At some point — I believe it was sitting in Thompson-Boling Arena as Tennessee systematically took Georgia apart with a 96-50 win on January 5 — I realized that it was time for Tennessee fans to stop holding our breath. This team is just that good. 

Now, at 16-1, Tennessee has landed somewhere it’s been just once before: No. 1 in the country. As has been said a lot in the past couple of weeks, every other team in the Top 10 has at least two “Top 100” recruits. Some have 5 or 6. Tennessee has zero. The highest-ranked player on the Vols’ active roster is Yves Pons, who was ranked 127. But they’re No. 1 because they play with teamwork and chemistry that is seldom seen in college basketball or any sport at any level. And they have a pretty good coach, which helps.

Polls don’t much matter in January. This is a sport that is all about March. But as a lifelong Tennessee basketball fan who was there for Wade Houston’s 5-win final season, who used to tune in faithfully to the Jefferson Pilot games back in the ’90s, only to see the Vols lose, who hasn’t had much to cheer about, I’m going to enjoy it. This Tennessee team is good enough to get to the Final Four, good enough to win the national championship. Yet, statistics alone say that the Vols probably won’t make it to the Final Four. Final Four appearances are a rare thing in this sport. As the blue bloods who are in contention every year, like Duke and Carolina, can attest, sometimes you can have a phenomenal team and come up short. Sure, at this point it will be a disappointment if Tennessee doesn’t get to the Final Four. But that’s okay.
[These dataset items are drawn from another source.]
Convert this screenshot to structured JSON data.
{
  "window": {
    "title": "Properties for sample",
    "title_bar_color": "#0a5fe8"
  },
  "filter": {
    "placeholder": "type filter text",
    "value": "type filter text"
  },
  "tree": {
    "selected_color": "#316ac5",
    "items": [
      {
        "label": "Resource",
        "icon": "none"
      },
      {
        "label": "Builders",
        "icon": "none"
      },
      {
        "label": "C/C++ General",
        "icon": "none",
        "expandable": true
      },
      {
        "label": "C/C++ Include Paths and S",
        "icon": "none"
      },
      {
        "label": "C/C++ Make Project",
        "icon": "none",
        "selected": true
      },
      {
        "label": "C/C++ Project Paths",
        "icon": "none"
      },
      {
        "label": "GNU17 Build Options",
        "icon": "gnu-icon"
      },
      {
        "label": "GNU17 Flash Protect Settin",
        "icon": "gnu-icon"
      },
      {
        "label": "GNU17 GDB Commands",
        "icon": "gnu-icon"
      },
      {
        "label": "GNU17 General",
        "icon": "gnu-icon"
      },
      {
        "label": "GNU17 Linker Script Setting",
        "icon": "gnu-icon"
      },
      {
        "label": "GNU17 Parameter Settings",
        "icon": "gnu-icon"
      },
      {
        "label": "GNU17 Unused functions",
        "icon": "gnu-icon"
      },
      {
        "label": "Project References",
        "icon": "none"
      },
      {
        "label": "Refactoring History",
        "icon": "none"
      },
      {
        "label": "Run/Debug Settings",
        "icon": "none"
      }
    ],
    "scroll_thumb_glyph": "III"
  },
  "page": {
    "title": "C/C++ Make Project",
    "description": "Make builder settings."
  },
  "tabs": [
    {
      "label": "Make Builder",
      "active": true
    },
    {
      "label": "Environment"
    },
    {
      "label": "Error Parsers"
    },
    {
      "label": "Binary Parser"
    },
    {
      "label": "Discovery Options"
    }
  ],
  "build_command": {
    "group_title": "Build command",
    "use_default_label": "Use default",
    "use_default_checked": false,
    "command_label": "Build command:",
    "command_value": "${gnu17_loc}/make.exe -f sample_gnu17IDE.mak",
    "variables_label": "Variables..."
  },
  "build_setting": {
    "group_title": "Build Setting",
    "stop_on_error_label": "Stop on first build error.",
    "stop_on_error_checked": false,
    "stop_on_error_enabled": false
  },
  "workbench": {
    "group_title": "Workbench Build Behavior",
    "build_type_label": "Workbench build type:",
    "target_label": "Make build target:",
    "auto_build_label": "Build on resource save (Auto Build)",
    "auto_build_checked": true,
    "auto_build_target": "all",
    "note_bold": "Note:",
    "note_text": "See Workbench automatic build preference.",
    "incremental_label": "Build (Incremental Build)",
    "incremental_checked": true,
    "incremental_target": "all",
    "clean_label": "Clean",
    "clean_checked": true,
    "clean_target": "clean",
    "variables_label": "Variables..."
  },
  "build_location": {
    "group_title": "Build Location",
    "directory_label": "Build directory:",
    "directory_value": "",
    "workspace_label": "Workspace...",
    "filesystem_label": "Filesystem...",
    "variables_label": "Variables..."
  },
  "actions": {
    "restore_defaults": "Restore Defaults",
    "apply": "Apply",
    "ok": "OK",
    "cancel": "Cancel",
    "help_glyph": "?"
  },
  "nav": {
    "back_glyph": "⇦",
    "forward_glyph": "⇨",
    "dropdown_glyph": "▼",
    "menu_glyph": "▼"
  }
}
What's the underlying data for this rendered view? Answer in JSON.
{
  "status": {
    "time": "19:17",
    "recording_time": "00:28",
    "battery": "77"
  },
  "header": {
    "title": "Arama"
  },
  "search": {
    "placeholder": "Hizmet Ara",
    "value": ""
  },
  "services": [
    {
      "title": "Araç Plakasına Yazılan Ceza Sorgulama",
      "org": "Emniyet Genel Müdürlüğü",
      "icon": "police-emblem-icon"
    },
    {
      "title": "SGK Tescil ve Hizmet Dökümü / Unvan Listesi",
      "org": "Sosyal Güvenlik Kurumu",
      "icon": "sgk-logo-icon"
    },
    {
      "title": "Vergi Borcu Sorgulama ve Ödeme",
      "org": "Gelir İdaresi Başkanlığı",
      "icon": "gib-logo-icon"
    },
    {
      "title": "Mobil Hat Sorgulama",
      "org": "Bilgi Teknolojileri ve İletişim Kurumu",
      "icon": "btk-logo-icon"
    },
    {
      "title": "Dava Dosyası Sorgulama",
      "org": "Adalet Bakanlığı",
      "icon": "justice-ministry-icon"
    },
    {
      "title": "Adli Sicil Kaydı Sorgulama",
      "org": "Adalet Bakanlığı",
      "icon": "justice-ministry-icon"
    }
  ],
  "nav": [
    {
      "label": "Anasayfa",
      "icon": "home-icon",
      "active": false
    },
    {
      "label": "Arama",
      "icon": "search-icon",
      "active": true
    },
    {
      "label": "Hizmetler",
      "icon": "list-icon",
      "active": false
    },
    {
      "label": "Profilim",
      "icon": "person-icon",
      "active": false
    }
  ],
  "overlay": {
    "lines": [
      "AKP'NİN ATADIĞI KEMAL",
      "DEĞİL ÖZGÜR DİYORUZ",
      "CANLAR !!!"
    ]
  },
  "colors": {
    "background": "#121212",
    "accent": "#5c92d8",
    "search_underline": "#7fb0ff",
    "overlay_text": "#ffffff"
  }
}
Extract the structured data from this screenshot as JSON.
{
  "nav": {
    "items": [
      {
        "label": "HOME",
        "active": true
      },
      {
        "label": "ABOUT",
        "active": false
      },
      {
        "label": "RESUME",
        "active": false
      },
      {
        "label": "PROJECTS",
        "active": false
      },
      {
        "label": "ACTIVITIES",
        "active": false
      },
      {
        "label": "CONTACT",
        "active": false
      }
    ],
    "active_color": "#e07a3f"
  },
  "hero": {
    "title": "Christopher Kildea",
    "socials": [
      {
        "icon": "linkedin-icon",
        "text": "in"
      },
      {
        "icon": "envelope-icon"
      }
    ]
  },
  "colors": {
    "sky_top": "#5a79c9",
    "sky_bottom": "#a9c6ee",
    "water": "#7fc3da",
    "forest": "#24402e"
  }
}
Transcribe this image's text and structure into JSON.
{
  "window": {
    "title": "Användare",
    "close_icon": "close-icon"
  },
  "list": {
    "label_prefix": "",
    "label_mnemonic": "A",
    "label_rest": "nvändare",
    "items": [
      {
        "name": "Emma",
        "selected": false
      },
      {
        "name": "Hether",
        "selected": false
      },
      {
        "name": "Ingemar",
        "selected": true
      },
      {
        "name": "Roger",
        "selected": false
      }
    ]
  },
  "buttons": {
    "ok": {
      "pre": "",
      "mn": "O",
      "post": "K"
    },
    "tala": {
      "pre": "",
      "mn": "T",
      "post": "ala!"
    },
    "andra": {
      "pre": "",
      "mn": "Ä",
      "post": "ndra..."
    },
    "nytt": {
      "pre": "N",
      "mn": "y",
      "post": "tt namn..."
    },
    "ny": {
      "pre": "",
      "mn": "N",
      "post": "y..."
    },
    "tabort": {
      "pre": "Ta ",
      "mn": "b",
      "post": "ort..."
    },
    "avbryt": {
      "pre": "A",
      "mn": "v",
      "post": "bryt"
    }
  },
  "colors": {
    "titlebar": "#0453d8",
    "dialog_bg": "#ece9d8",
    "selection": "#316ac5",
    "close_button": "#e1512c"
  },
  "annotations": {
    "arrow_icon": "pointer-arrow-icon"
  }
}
Because no matter how this thing winds up from here, it’s been a successful season. 

And much like those of us who cut our teeth on Tennessee football in the late ’80s and early ’90s didn’t realize how good they had it, the johnny-come-lately Tennessee basketball fans (yes, that includes the new-to-the-party bandwagon-jumpers) who weren’t there for the Wade Houston and Kevin O’Pottymouth years don’t realize — can’t realize — just how special this time is. If you love the sport of basketball and you love the Vols, relish the rest of this season. Relish the wins and let the losses sting a little, but mostly just enjoy being a fan of one of the greatest teams in the land, while it lasts. It’s a special time, and it won’t last forever.

I wish someone had told me that back when Heath Shuler and Peyton Manning were quarterbacking the Vols’ football team.